The traditional Wiener Schnitzel, by Austrian law no less, must be prepared with veal. Other schnitzel varieties exist including pork and chicken, but the real deal can only be veal. A veal cutlet is pounded thin and then breaded and fried until golden. Topped with a lemon wedge for squeezing over the schnitzel, this is Vienna’s dish, or so they say. The history of Wiener Schnitzel is somewhat debated. Some say it came from today’s northern Italy and became popular during the Habsburg’s rule. Others claim Vienna’s creation is merely the work of the first civilizations. Regardless, it’s all Wiener Schnitzel to me in Vienna.
The first time I tried schnitzel, I didn’t order it myself. I was young and naive, believing anything called “schnitzel” must be disgusting. My Dad ordered it in Germany and let me have a taste. That taste turned into cleaning his plate and a lifelong love affair with schnitzel. And being in the home of Wiener Schnitzel, literally translating Viennese schnitzel, I naturally had to try all types, from the overly touristy to the corner, quiet restaurant.
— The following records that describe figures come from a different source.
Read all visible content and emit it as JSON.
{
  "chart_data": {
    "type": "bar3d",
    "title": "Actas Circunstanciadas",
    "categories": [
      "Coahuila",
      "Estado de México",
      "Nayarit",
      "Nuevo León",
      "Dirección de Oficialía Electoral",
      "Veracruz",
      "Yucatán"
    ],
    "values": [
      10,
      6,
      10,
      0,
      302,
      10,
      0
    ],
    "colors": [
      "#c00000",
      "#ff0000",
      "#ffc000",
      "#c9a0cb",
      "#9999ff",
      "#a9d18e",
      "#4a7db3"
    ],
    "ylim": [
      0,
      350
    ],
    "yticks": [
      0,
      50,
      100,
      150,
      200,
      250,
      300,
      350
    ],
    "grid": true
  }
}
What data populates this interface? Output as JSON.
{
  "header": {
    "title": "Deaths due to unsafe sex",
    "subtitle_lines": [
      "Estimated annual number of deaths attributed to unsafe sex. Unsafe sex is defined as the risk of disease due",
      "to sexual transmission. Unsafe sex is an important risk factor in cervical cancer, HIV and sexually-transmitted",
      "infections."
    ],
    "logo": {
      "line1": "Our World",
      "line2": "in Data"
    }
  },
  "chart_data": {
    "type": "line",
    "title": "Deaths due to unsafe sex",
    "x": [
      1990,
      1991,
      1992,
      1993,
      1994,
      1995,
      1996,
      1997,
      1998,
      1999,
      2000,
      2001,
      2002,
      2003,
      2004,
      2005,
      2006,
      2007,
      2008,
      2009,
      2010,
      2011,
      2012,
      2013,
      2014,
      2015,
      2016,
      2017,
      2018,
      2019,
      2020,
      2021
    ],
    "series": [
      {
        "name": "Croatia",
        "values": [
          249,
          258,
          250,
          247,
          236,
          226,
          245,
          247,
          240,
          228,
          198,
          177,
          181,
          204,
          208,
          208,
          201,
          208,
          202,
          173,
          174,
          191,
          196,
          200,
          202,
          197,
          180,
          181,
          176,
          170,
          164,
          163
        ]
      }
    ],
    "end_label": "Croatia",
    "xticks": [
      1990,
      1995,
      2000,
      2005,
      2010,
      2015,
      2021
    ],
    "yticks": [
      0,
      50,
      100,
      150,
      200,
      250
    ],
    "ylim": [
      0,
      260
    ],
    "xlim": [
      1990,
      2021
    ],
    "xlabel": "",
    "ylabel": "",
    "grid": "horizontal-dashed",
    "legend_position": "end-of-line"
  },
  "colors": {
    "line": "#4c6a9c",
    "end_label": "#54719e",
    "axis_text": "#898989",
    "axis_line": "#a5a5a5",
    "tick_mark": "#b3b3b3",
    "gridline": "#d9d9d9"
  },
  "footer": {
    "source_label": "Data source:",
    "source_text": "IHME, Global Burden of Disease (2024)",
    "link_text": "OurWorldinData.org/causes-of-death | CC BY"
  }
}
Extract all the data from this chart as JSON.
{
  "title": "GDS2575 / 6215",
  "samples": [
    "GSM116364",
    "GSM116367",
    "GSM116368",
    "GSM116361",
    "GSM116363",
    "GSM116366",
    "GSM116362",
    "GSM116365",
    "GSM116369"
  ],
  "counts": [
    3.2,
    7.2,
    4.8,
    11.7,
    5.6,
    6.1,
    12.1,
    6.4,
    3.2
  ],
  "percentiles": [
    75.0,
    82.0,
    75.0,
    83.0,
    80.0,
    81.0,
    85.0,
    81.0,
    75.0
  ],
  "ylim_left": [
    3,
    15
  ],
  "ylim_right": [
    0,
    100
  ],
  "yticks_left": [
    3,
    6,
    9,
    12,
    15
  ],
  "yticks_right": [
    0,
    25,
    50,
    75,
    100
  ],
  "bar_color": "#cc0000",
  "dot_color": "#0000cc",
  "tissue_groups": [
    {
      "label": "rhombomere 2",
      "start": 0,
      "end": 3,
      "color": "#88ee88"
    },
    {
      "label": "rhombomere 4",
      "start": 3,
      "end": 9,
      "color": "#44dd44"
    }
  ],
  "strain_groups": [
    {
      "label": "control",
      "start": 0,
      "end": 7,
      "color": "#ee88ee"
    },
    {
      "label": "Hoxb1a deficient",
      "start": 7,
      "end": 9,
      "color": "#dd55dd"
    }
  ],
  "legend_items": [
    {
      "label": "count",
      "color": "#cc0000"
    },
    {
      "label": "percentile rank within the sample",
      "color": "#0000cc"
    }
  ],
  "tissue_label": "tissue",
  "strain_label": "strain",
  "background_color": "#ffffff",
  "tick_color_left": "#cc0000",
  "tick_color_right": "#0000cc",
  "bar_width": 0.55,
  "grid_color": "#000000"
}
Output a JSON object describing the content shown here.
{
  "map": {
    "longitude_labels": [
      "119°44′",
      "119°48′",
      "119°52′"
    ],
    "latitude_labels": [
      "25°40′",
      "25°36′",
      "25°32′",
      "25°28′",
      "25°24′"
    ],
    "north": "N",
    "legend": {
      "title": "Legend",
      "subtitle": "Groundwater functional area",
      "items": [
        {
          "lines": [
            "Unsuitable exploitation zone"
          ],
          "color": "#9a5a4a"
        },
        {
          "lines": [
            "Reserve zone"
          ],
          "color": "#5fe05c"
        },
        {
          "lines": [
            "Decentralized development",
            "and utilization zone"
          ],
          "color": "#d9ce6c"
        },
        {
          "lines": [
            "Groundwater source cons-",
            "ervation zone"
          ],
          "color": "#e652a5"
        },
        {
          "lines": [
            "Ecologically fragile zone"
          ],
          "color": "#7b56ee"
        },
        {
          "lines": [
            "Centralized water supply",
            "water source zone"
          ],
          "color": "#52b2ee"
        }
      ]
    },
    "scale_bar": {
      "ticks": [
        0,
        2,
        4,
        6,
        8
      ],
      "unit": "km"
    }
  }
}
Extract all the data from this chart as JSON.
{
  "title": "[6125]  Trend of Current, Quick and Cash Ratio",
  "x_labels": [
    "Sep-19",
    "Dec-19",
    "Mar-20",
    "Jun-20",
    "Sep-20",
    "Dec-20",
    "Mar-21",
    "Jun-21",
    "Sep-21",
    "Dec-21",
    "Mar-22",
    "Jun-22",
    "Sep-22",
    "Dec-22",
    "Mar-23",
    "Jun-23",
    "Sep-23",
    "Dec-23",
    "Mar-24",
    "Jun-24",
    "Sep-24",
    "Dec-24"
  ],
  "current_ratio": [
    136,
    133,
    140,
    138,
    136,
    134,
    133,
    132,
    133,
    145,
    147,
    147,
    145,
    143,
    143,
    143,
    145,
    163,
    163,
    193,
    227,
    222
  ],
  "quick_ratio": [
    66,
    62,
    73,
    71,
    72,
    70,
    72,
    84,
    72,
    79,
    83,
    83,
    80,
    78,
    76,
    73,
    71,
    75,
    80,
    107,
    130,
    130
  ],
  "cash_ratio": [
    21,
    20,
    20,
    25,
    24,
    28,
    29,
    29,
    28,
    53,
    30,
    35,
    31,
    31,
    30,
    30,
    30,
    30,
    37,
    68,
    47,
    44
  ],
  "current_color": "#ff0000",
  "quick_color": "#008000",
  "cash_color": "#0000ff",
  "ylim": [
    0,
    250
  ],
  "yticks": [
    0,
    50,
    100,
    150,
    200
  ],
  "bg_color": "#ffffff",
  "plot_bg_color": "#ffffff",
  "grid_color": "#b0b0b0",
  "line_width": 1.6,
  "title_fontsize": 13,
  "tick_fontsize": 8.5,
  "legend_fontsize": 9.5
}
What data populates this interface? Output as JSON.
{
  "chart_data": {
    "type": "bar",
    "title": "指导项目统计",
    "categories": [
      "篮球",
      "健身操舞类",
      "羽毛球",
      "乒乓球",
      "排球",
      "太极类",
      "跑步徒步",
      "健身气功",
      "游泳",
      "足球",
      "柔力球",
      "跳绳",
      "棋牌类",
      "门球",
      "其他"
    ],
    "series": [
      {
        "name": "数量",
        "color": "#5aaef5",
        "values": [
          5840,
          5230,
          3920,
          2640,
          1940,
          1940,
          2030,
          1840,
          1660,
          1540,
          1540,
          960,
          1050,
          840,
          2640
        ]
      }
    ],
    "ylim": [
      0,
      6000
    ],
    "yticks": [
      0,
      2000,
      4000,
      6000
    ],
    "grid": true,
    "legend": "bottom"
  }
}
The Touristy and Trusted: Figlmüller
When you boast of having Vienna’s “most famous schnitzel”, you certainly don’t have much room to lie. I ventured out into the snow of Vienna for this iconic schnitzel. Began by Johann Figlmüller and in its fourth generation, this schnitzel homeland boasts its own version of schnitzel, Schnitzel á la Figlmüller. Claiming to be bigger, thinner and crispier than all of the other schnitzels in the land, it is no wonder you need a reservation four days in advance to get into the original cellar. Figlmüller still accommodates the overflow with another restaurant just around the corner, serving up much of the same, schnitzel included.
My schnitzel rating for this one was much higher than expected. As I heard the loud clamor of English and plenty of camera flashes and comments like, “Ohhh, schnitzel”, I wasn’t expecting much. When my grand, 34 centimeter in diameter schnitzel arrived, I could see why this was deemed one of the best in Vienna. Figlmüller uses the tenderloin for a better tasting schnitzel and less puffy texture when frying.
The Medieval Atmosphere: Zwölf Apostelkeller
While not known for its Wiener Schnitzel, the next night I went underground for my schnitzel search to Zwölf Apostelkeller, otherwise the Twelve Apostle’s Cellar. Mentioned in city documents in 1339 but with stonework from 1100, the schnitzel here was much more puffy and greasy than Figlmüller.
However it was the setting, the medieval cellar and green candles dripping that made the meal taste truly from an original Viennese kitchen. Tavern musicians circle the tables only furthering the tone. I might have come to Zwölf Apostelkeller for the schnitzel, but it was the atmosphere that seemed to make the meal.
The Corner, Quiet Restaurant: Restauration Zur Goldenen Glocke
Tired and freezing cold, I stumbled upon Restauration Zur Goldenen Glocke merely by accident. It was the closest place to my hotel with Wiener Schnitzel on the menu. With no diners in sight, I sat down to that deafening silence complimented only by the quiet German of a waiter in a complete tux.
Since 1886 in Vienna, the restaurant focuses on comprising dishes with ingredients from local suppliers and farmers. Zur Goldenen Glocke serves classic Viennese cuisine, including Wiener Schnitzel. It was the sort of place where the chef comes out to peek over your table so subtly, just to make sure you are enjoying your meal. The quality of veal was apparent, along with the breading. Not greasy or overly puffy, this Wiener Schnitzel and its atmosphere were just right.
If you find yourself in Vienna, I encourage you to try these options and any others you may find. However, after such careful research, I would have to say it was the corner restaurant, the one I didn’t know or plan on that served up the best Wiener Schnitzel, from atmosphere to taste. In search of schnitzel in Vienna, it’s a tough job but someone has to do it.
Have you tried Wiener Schnitzel in Vienna?